Marco Polo 100 Digital Build Challenge

Canada’s first 3D printed housing community to be built

Renewable energy firm, Horizon Legacy Group, publishes plans to build Canada’s first 3D printed housing neighbourhood.

It’s part of their ‘Marco Polo 100 Digital Build Challenge’, and the company is offering CAD$10 million to fund the R&D to revolutionise construction, build affordable housing for CAD$100/sq ft with 3D printing (3D printed housing), prefabrication, robotics or emerging technologies.

According to the group, the construction industry is making “very little progress” when it comes to house building processes, and many firms still use “century-old technologies.” To help accelerate the sector’s adoption of digital techniques, the Horizon Legacy Group established its ‘Marco Polo 100’ contest, through which it aims to develop approaches that represent a “qualitative leap” for the industry. 

Stage 1 of the design challenge opened in October last year and received entries from more than 400 people in 60 countries. Having been assessed by a 12-member jury, with construction, 3D printing, prefabrication, robotics and engineering expertise, these approaches have now been reduced down to just six, which will enter initial trials over the next year. 

Winning designs included the ‘Scoolpt’ from the Czech Republic, ‘O-Cube’ from Canada and ‘Hivetat’ from the USA, as well as entries from CyBe, Imprimere and UBB Chile, from the Netherlands, Switzerland and Chile respectively.

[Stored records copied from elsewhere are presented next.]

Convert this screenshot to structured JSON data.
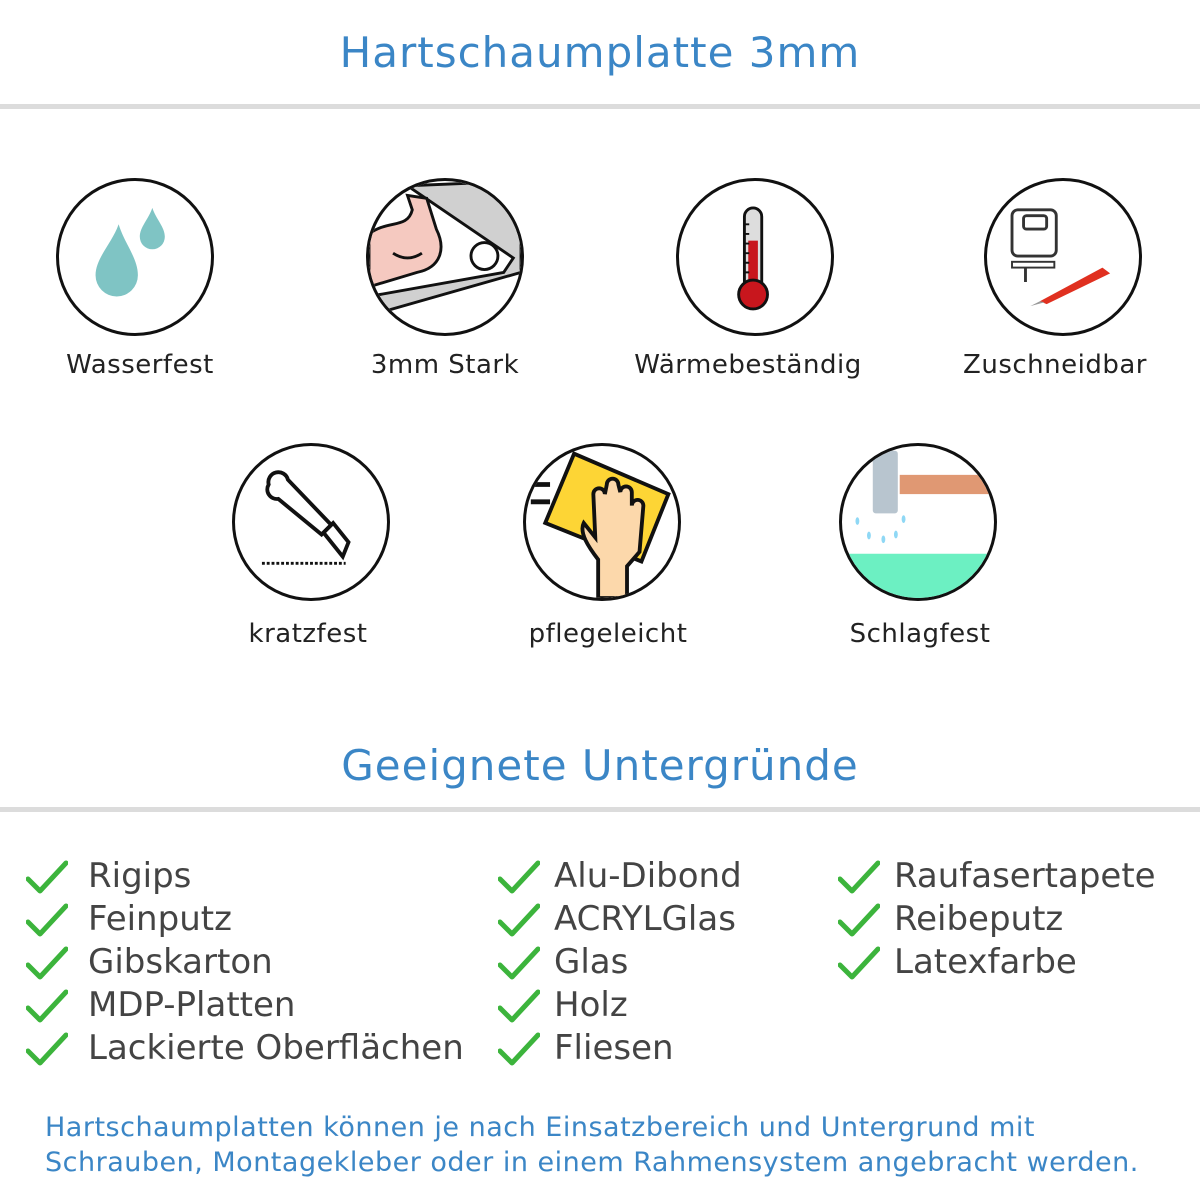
{
  "header": {
    "title": "Hartschaumplatte 3mm"
  },
  "features": [
    {
      "label": "Wasserfest",
      "icon": "water-drops-icon"
    },
    {
      "label": "3mm Stark",
      "icon": "strong-arm-icon"
    },
    {
      "label": "Wärmebeständig",
      "icon": "thermometer-icon"
    },
    {
      "label": "Zuschneidbar",
      "icon": "jigsaw-cutter-icon"
    },
    {
      "label": "kratzfest",
      "icon": "cutter-knife-icon"
    },
    {
      "label": "pflegeleicht",
      "icon": "cleaning-hand-icon"
    },
    {
      "label": "Schlagfest",
      "icon": "hammer-icon"
    }
  ],
  "surfaces": {
    "title": "Geeignete Untergründe",
    "columns": [
      [
        "Rigips",
        "Feinputz",
        "Gibskarton",
        "MDP-Platten",
        "Lackierte Oberflächen"
      ],
      [
        "Alu-Dibond",
        "ACRYLGlas",
        "Glas",
        "Holz",
        "Fliesen"
      ],
      [
        "Raufasertapete",
        "Reibeputz",
        "Latexfarbe"
      ]
    ],
    "check_color": "#3cb43c"
  },
  "footer": {
    "line1": "Hartschaumplatten können je nach Einsatzbereich und Untergrund mit",
    "line2": "Schrauben, Montagekleber oder in einem Rahmensystem angebracht werden."
  },
  "colors": {
    "accent": "#3b86c6",
    "rule": "#dcdcdc"
  }
}
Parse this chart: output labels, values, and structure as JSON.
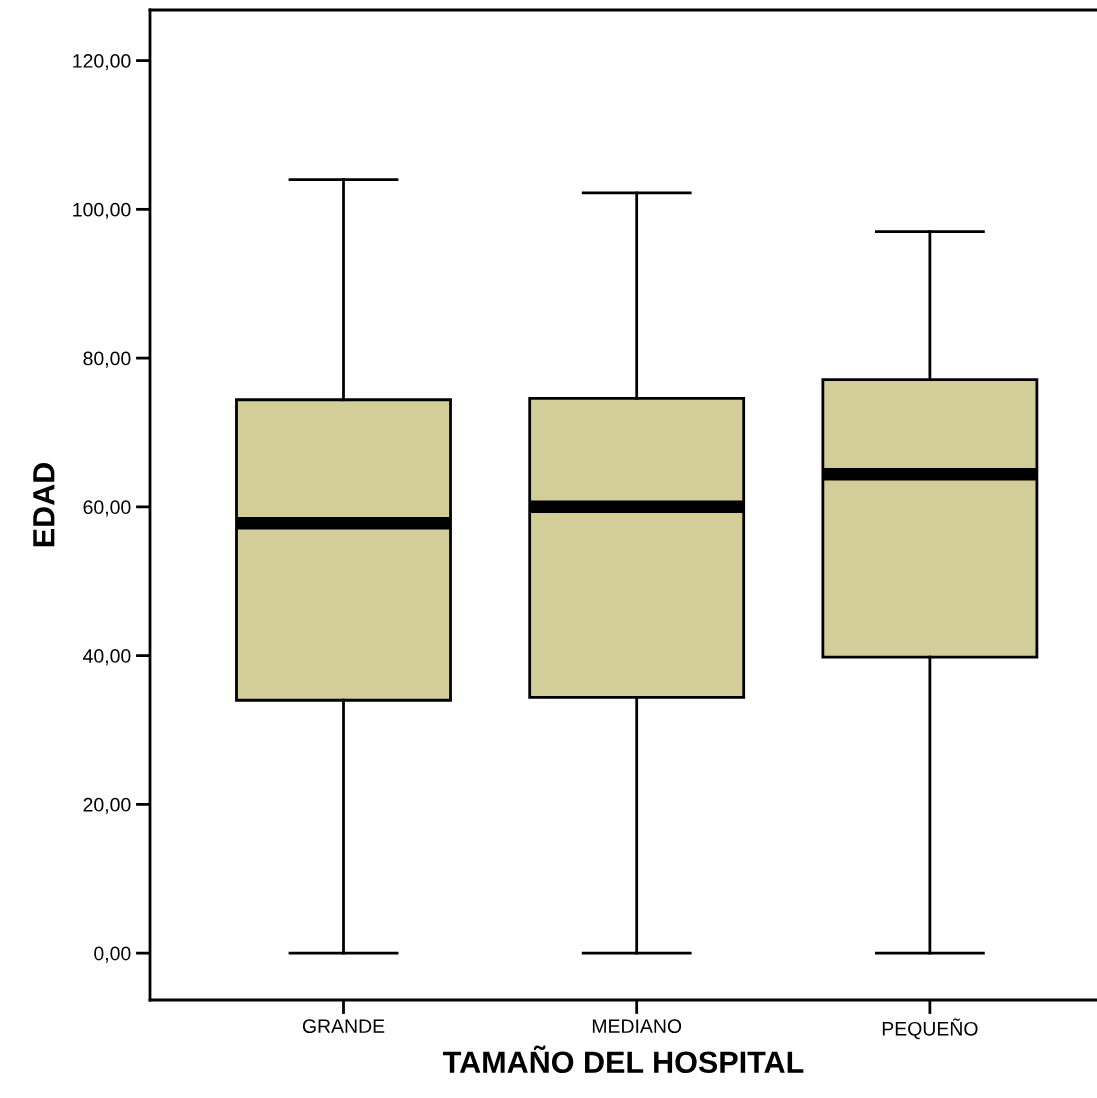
{
  "chart_data": {
    "type": "box",
    "xlabel": "TAMAÑO DEL HOSPITAL",
    "ylabel": "EDAD",
    "categories": [
      "GRANDE",
      "MEDIANO",
      "PEQUEÑO"
    ],
    "series": [
      {
        "color": "#d3ce99",
        "boxes": [
          {
            "low": 0,
            "q1": 34.0,
            "median": 57.8,
            "q3": 74.4,
            "high": 104.0
          },
          {
            "low": 0,
            "q1": 34.4,
            "median": 60.0,
            "q3": 74.6,
            "high": 102.2
          },
          {
            "low": 0,
            "q1": 39.8,
            "median": 64.4,
            "q3": 77.1,
            "high": 97.0
          }
        ]
      }
    ],
    "ylim": [
      -6.3,
      126.8
    ],
    "yticks": [
      {
        "value": 0,
        "label": "0,00"
      },
      {
        "value": 20,
        "label": "20,00"
      },
      {
        "value": 40,
        "label": "40,00"
      },
      {
        "value": 60,
        "label": "60,00"
      },
      {
        "value": 80,
        "label": "80,00"
      },
      {
        "value": 100,
        "label": "100,00"
      },
      {
        "value": 120,
        "label": "120,00"
      }
    ],
    "grid": false
  }
}
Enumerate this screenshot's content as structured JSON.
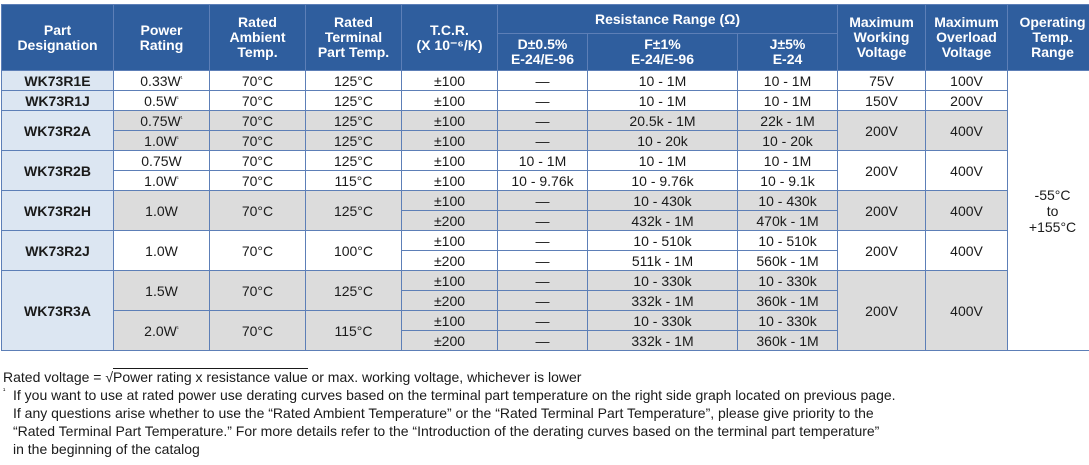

All six finalists have agreed to work with Canadian architects to formalise their designs, obtain a local building permit and erect a small prototype structure. Judged on the same criteria as before, the resulting structures could then be narrowed down to just one approved build, although the Horizon Legacy Group has left the door open for each of the six designs to be realised. 

Watch the (lengthy) design submissions here:

Once these designs have gained the local approval needed, they’re then set to enter final construction from August 2022 in Gananoque, Ontario, a small 5000-strong rural community.

The contest’s backers hope that it “showcases innovative construction technologies,” and yields a process that “improves the efficiency and productivity” of house building while reducing the cost of homes for buyers.